# Honda EU7000is extended fuel tank problems



## teamrodent (Aug 16, 2021)

Hi all. I'm having trouble getting the extended tank for my Honda EU7000is to feed correctly. When I place it above the level of the generator and squeeze the fuel bulb a few times, it starts an uncontrolled siphon that overfills the tank on the generator. When I place it below the level of the generator, the generator won't suck the fuel from the extended tank. I have an EU2000is that works with no problems with this same extended tank so I'm reasonably sure there's no air leak in my fuel line or in/around the fuel cap of the generator. The extended tank is a Honda-branded tank for an outboard motor (if that helps) and the air vent on the extended tank has been open during all my attempts to get it to work correctly. The fuel tank on the generator has always been full when I start it up. I'm wondering if it has something to do with the air vent inside the fuel tank of the generator - if that's causing it to not be able to draw the fuel from the extended tank. Can anyone confirm this? Any ideas would be greatly appreciated. Thanks!


----------



## Dutchy491 (Sep 18, 2019)

Does the 7000 have a fuel pump like the 2000 does? That might be the reason one works and the other doesn’t. If you gravity feed the 7000 you stand a good chance of creating a wonderful exciting inferno.... Dutchy


----------



## pipe (Jun 27, 2021)

We use BERG/BREEZE extended run system and it required the air supply hose be clamped (located next to spark plug) - it comes with 2 small plastic re-usable clamps and a picture card with BEFORE and AFTER to ensure the system draws fuel from the 6 gallon external tank. It keeps the primary tank at full level and once the external is empty, the Bluetooth monitor starts reporting on fuel remaining run time (since now below 100%)


----------



## Browse Deweb (Jan 16, 2021)

This company offers a kit which uses a fuel pump to feed the EU7000is:








Honda EU7000iS Extended Run Time Fuel Kit with Internal fuel pump


Never risk personal injury again pouring gasoline into a hot generator. Our Honda EU7000iS Extended Run Time Fuel Kit keeps you far away from any danger.
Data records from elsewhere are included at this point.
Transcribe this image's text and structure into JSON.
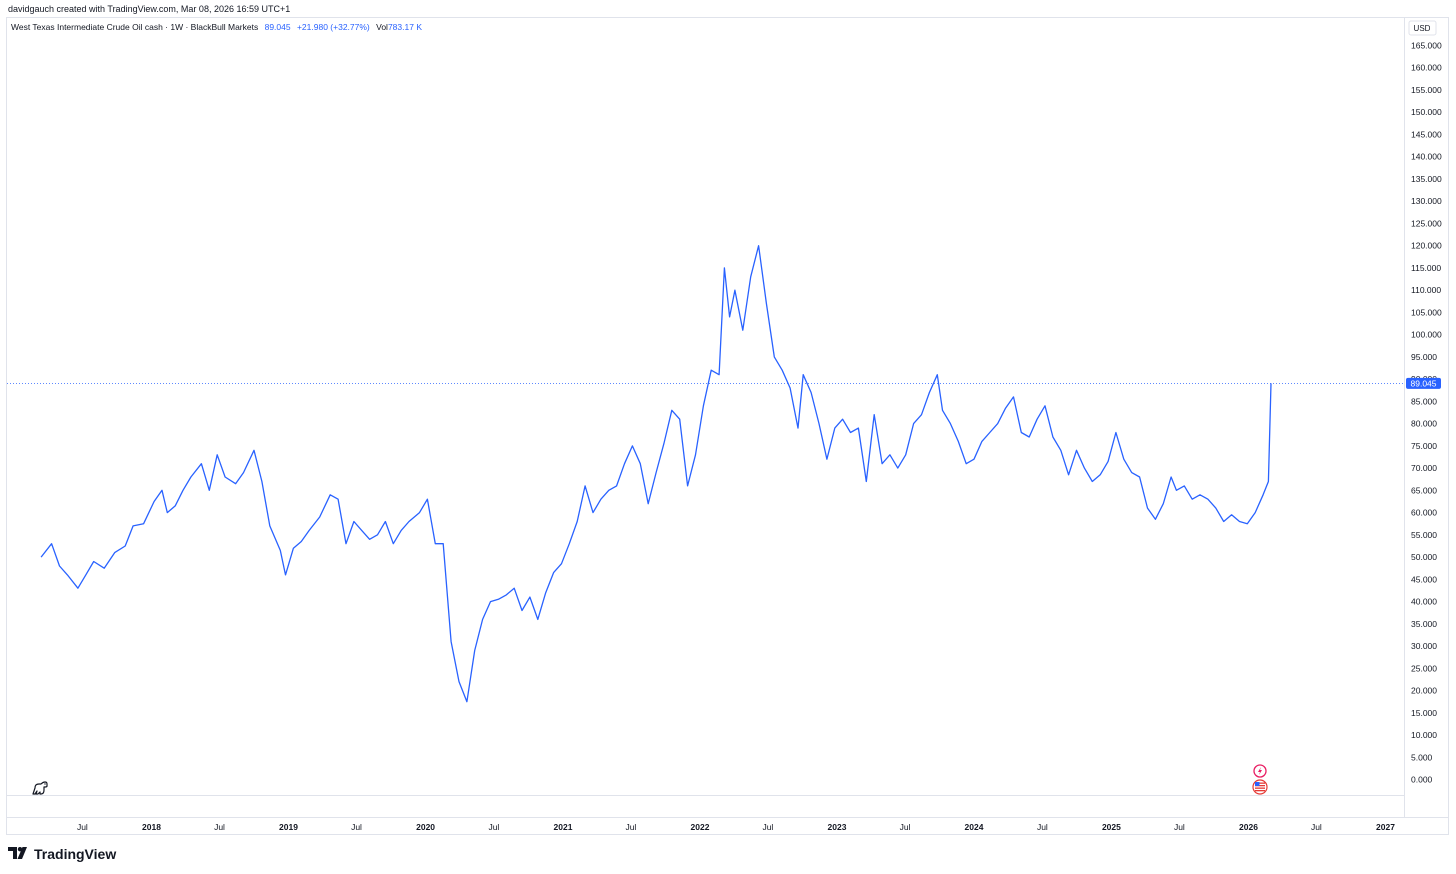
{
  "credit": "davidgauch created with TradingView.com, Mar 08, 2026 16:59 UTC+1",
  "legend": {
    "symbol": "West Texas Intermediate Crude Oil cash · 1W · BlackBull Markets",
    "price": "89.045",
    "change": "+21.980 (+32.77%)",
    "vol_label": "Vol",
    "vol_value": "783.17 K"
  },
  "currency": "USD",
  "last_price_label": "89.045",
  "brand": "TradingView",
  "colors": {
    "line": "#2962ff",
    "axis_text": "#131722",
    "border": "#e0e3eb",
    "price_badge": "#2962ff"
  },
  "icons": [
    "dino-icon",
    "events-flash-icon",
    "us-flag-icon",
    "tradingview-logo-icon"
  ],
  "chart_data": {
    "type": "line",
    "ylim": [
      0,
      165
    ],
    "y_ticks": [
      "165.000",
      "160.000",
      "155.000",
      "150.000",
      "145.000",
      "140.000",
      "135.000",
      "130.000",
      "125.000",
      "120.000",
      "115.000",
      "110.000",
      "105.000",
      "100.000",
      "95.000",
      "90.000",
      "85.000",
      "80.000",
      "75.000",
      "70.000",
      "65.000",
      "60.000",
      "55.000",
      "50.000",
      "45.000",
      "40.000",
      "35.000",
      "30.000",
      "25.000",
      "20.000",
      "15.000",
      "10.000",
      "5.000",
      "0.000"
    ],
    "x_ticks": [
      {
        "label": "Jul",
        "date": "2017-07-01",
        "bold": false
      },
      {
        "label": "2018",
        "date": "2018-01-01",
        "bold": true
      },
      {
        "label": "Jul",
        "date": "2018-07-01",
        "bold": false
      },
      {
        "label": "2019",
        "date": "2019-01-01",
        "bold": true
      },
      {
        "label": "Jul",
        "date": "2019-07-01",
        "bold": false
      },
      {
        "label": "2020",
        "date": "2020-01-01",
        "bold": true
      },
      {
        "label": "Jul",
        "date": "2020-07-01",
        "bold": false
      },
      {
        "label": "2021",
        "date": "2021-01-01",
        "bold": true
      },
      {
        "label": "Jul",
        "date": "2021-07-01",
        "bold": false
      },
      {
        "label": "2022",
        "date": "2022-01-01",
        "bold": true
      },
      {
        "label": "Jul",
        "date": "2022-07-01",
        "bold": false
      },
      {
        "label": "2023",
        "date": "2023-01-01",
        "bold": true
      },
      {
        "label": "Jul",
        "date": "2023-07-01",
        "bold": false
      },
      {
        "label": "2024",
        "date": "2024-01-01",
        "bold": true
      },
      {
        "label": "Jul",
        "date": "2024-07-01",
        "bold": false
      },
      {
        "label": "2025",
        "date": "2025-01-01",
        "bold": true
      },
      {
        "label": "Jul",
        "date": "2025-07-01",
        "bold": false
      },
      {
        "label": "2026",
        "date": "2026-01-01",
        "bold": true
      },
      {
        "label": "Jul",
        "date": "2026-07-01",
        "bold": false
      },
      {
        "label": "2027",
        "date": "2027-01-01",
        "bold": true
      }
    ],
    "last_value": 89.045,
    "series": [
      {
        "points": [
          [
            "2017-03-13",
            50.0
          ],
          [
            "2017-04-10",
            53.0
          ],
          [
            "2017-05-01",
            48.0
          ],
          [
            "2017-05-22",
            46.0
          ],
          [
            "2017-06-19",
            43.0
          ],
          [
            "2017-07-10",
            46.0
          ],
          [
            "2017-07-31",
            49.0
          ],
          [
            "2017-08-28",
            47.5
          ],
          [
            "2017-09-25",
            51.0
          ],
          [
            "2017-10-23",
            52.5
          ],
          [
            "2017-11-13",
            57.0
          ],
          [
            "2017-12-11",
            57.5
          ],
          [
            "2018-01-08",
            62.5
          ],
          [
            "2018-01-29",
            65.0
          ],
          [
            "2018-02-12",
            60.0
          ],
          [
            "2018-03-05",
            61.5
          ],
          [
            "2018-03-26",
            65.0
          ],
          [
            "2018-04-16",
            68.0
          ],
          [
            "2018-05-14",
            71.0
          ],
          [
            "2018-06-04",
            65.0
          ],
          [
            "2018-06-25",
            73.0
          ],
          [
            "2018-07-16",
            68.0
          ],
          [
            "2018-08-13",
            66.5
          ],
          [
            "2018-09-03",
            69.0
          ],
          [
            "2018-10-01",
            74.0
          ],
          [
            "2018-10-22",
            67.0
          ],
          [
            "2018-11-12",
            57.0
          ],
          [
            "2018-12-10",
            51.5
          ],
          [
            "2018-12-24",
            46.0
          ],
          [
            "2019-01-14",
            52.0
          ],
          [
            "2019-02-04",
            53.5
          ],
          [
            "2019-02-25",
            56.0
          ],
          [
            "2019-03-25",
            59.0
          ],
          [
            "2019-04-22",
            64.0
          ],
          [
            "2019-05-13",
            63.0
          ],
          [
            "2019-06-03",
            53.0
          ],
          [
            "2019-06-24",
            58.0
          ],
          [
            "2019-07-15",
            56.0
          ],
          [
            "2019-08-05",
            54.0
          ],
          [
            "2019-08-26",
            55.0
          ],
          [
            "2019-09-16",
            58.0
          ],
          [
            "2019-10-07",
            53.0
          ],
          [
            "2019-10-28",
            56.0
          ],
          [
            "2019-11-18",
            58.0
          ],
          [
            "2019-12-16",
            60.0
          ],
          [
            "2020-01-06",
            63.0
          ],
          [
            "2020-01-27",
            53.0
          ],
          [
            "2020-02-17",
            53.0
          ],
          [
            "2020-03-09",
            31.0
          ],
          [
            "2020-03-30",
            22.0
          ],
          [
            "2020-04-20",
            17.5
          ],
          [
            "2020-05-11",
            29.0
          ],
          [
            "2020-06-01",
            36.0
          ],
          [
            "2020-06-22",
            40.0
          ],
          [
            "2020-07-13",
            40.5
          ],
          [
            "2020-08-03",
            41.5
          ],
          [
            "2020-08-24",
            43.0
          ],
          [
            "2020-09-14",
            38.0
          ],
          [
            "2020-10-05",
            41.0
          ],
          [
            "2020-10-26",
            36.0
          ],
          [
            "2020-11-16",
            42.0
          ],
          [
            "2020-12-07",
            46.5
          ],
          [
            "2020-12-28",
            48.5
          ],
          [
            "2021-01-18",
            53.0
          ],
          [
            "2021-02-08",
            58.0
          ],
          [
            "2021-03-01",
            66.0
          ],
          [
            "2021-03-22",
            60.0
          ],
          [
            "2021-04-12",
            63.0
          ],
          [
            "2021-05-03",
            65.0
          ],
          [
            "2021-05-24",
            66.0
          ],
          [
            "2021-06-14",
            71.0
          ],
          [
            "2021-07-05",
            75.0
          ],
          [
            "2021-07-26",
            71.0
          ],
          [
            "2021-08-16",
            62.0
          ],
          [
            "2021-09-06",
            69.0
          ],
          [
            "2021-09-27",
            75.5
          ],
          [
            "2021-10-18",
            83.0
          ],
          [
            "2021-11-08",
            81.0
          ],
          [
            "2021-11-29",
            66.0
          ],
          [
            "2021-12-20",
            73.0
          ],
          [
            "2022-01-10",
            84.0
          ],
          [
            "2022-01-31",
            92.0
          ],
          [
            "2022-02-21",
            91.0
          ],
          [
            "2022-03-07",
            115.0
          ],
          [
            "2022-03-21",
            104.0
          ],
          [
            "2022-04-04",
            110.0
          ],
          [
            "2022-04-25",
            101.0
          ],
          [
            "2022-05-16",
            113.0
          ],
          [
            "2022-06-06",
            120.0
          ],
          [
            "2022-06-27",
            107.0
          ],
          [
            "2022-07-18",
            95.0
          ],
          [
            "2022-08-08",
            92.0
          ],
          [
            "2022-08-29",
            88.0
          ],
          [
            "2022-09-19",
            79.0
          ],
          [
            "2022-10-03",
            91.0
          ],
          [
            "2022-10-24",
            87.0
          ],
          [
            "2022-11-14",
            80.0
          ],
          [
            "2022-12-05",
            72.0
          ],
          [
            "2022-12-26",
            79.0
          ],
          [
            "2023-01-16",
            81.0
          ],
          [
            "2023-02-06",
            78.0
          ],
          [
            "2023-02-27",
            79.0
          ],
          [
            "2023-03-20",
            67.0
          ],
          [
            "2023-04-10",
            82.0
          ],
          [
            "2023-05-01",
            71.0
          ],
          [
            "2023-05-22",
            73.0
          ],
          [
            "2023-06-12",
            70.0
          ],
          [
            "2023-07-03",
            73.0
          ],
          [
            "2023-07-24",
            80.0
          ],
          [
            "2023-08-14",
            82.0
          ],
          [
            "2023-09-04",
            87.0
          ],
          [
            "2023-09-25",
            91.0
          ],
          [
            "2023-10-09",
            83.0
          ],
          [
            "2023-10-30",
            80.0
          ],
          [
            "2023-11-20",
            76.0
          ],
          [
            "2023-12-11",
            71.0
          ],
          [
            "2024-01-01",
            72.0
          ],
          [
            "2024-01-22",
            76.0
          ],
          [
            "2024-02-12",
            78.0
          ],
          [
            "2024-03-04",
            80.0
          ],
          [
            "2024-03-25",
            83.5
          ],
          [
            "2024-04-15",
            86.0
          ],
          [
            "2024-05-06",
            78.0
          ],
          [
            "2024-05-27",
            77.0
          ],
          [
            "2024-06-17",
            81.0
          ],
          [
            "2024-07-08",
            84.0
          ],
          [
            "2024-07-29",
            77.0
          ],
          [
            "2024-08-19",
            74.0
          ],
          [
            "2024-09-09",
            68.5
          ],
          [
            "2024-09-30",
            74.0
          ],
          [
            "2024-10-21",
            70.0
          ],
          [
            "2024-11-11",
            67.0
          ],
          [
            "2024-12-02",
            68.5
          ],
          [
            "2024-12-23",
            71.5
          ],
          [
            "2025-01-13",
            78.0
          ],
          [
            "2025-02-03",
            72.0
          ],
          [
            "2025-02-24",
            69.0
          ],
          [
            "2025-03-17",
            68.0
          ],
          [
            "2025-04-07",
            61.0
          ],
          [
            "2025-04-28",
            58.5
          ],
          [
            "2025-05-19",
            62.0
          ],
          [
            "2025-06-09",
            68.0
          ],
          [
            "2025-06-23",
            65.0
          ],
          [
            "2025-07-14",
            66.0
          ],
          [
            "2025-08-04",
            63.0
          ],
          [
            "2025-08-25",
            64.0
          ],
          [
            "2025-09-15",
            63.0
          ],
          [
            "2025-10-06",
            61.0
          ],
          [
            "2025-10-27",
            58.0
          ],
          [
            "2025-11-17",
            59.5
          ],
          [
            "2025-12-08",
            58.0
          ],
          [
            "2025-12-29",
            57.5
          ],
          [
            "2026-01-19",
            60.0
          ],
          [
            "2026-02-09",
            64.0
          ],
          [
            "2026-02-23",
            67.0
          ],
          [
            "2026-03-02",
            89.045
          ]
        ]
      }
    ]
  }
}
www.pinellaspowerproducts.com


----------



## teamrodent (Aug 16, 2021)

pipe said:


> We use BERG/BREEZE extended run system and it required the air supply hose be clamped (located next to spark plug) - it comes with 2 small plastic re-usable clamps and a picture card with BEFORE and AFTER to ensure the system draws fuel from the 6 gallon external tank. It keeps the primary tank at full level and once the external is empty, the Bluetooth monitor starts reporting on fuel remaining run time (since now below 100%)


I would love to see a photo of that picture card if it's not too much trouble. I think having an open air hose is my problem but I want to be sure which hose to clamp!


----------



## pipe (Jun 27, 2021)




----------



## iowagold (Jan 22, 2020)

yea it is the vent for the tank.
it goes down to the carbon filter for evap


----------



## teamrodent (Aug 16, 2021)

pipe said:


> View attachment 9885


Great, thanks!


----------